I'm creating a simple site that allows people to submit links which then get published for everyone else to visit. To try and preempt links leading to malware and the like, I want to implement a blacklist URL filter. I downloaded the lists from URLblacklist.com and was going to just insert each URL into a giant mysql table, but it seems the table would be obscenely large.

Is there a fast way to compare a URL to all the URLs listed in a file? Or would I be better off to just create a giant table?

ConQuesimo

Re: Best way to setup URL Blacklist?

Posted: Thu Sep 23, 2010 10:20 pm
by requinix
Go on: put them all into a table. Are they hostnames or actual URLs? If the latter, why not just keep track of domain names and IP addresses of "bad" sites?

Re: Best way to setup URL Blacklist?

Posted: Fri Sep 24, 2010 1:23 pm
by conquesimo
Somehow it just seemed wrong to have roughly two million strings in a single-column table. I went and did it anyway. Matching a domain against the table only takes 0.0003 sec. So, I guess it works just fine.
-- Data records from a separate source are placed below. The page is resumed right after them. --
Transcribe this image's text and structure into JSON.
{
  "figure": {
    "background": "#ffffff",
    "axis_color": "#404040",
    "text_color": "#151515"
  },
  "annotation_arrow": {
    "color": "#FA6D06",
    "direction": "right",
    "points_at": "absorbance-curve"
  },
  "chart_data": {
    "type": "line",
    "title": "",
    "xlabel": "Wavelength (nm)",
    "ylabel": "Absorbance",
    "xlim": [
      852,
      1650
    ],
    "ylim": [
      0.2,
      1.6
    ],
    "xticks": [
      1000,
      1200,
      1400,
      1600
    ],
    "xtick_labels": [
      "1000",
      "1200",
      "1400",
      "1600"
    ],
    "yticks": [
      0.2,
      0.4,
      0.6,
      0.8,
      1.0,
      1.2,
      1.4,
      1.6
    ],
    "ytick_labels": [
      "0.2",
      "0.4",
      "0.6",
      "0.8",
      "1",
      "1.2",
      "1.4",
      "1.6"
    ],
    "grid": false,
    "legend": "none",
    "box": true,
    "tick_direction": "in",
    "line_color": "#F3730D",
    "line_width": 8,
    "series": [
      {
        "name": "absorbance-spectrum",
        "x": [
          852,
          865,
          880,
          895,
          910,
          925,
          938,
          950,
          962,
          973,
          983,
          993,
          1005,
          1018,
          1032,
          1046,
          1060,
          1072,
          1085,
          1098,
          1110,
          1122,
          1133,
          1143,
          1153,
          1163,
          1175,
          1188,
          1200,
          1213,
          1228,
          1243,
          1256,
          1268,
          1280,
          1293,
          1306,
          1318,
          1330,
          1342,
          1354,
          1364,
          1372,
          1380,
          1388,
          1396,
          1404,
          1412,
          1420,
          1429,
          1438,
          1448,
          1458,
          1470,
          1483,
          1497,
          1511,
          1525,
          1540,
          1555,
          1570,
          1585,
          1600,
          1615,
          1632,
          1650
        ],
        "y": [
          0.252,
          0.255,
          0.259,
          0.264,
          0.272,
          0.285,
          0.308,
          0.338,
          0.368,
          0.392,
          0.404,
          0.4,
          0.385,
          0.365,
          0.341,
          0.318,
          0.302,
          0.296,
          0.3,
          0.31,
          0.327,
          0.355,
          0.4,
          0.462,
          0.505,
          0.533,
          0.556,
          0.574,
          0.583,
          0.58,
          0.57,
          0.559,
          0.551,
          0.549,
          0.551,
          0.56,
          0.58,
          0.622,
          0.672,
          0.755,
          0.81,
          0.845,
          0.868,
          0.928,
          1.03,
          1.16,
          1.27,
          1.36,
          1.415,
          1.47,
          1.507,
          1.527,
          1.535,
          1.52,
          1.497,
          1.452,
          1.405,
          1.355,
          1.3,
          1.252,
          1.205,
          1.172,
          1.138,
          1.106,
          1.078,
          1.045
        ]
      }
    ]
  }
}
Re: Best way to setup URL Blacklist?

Posted: Fri Sep 24, 2010 1:35 pm
by VladSun
Well, you may wish to do it yourself - using an "expert" techniques like hashing or dictionary tree (or just trie). An DB solution gives you a one with a very good performance (as you did notice). Also I've downloaded the black lists and there is a categorization made for each domain. It does makes sense to use a DB if you wish to block only some of the categories.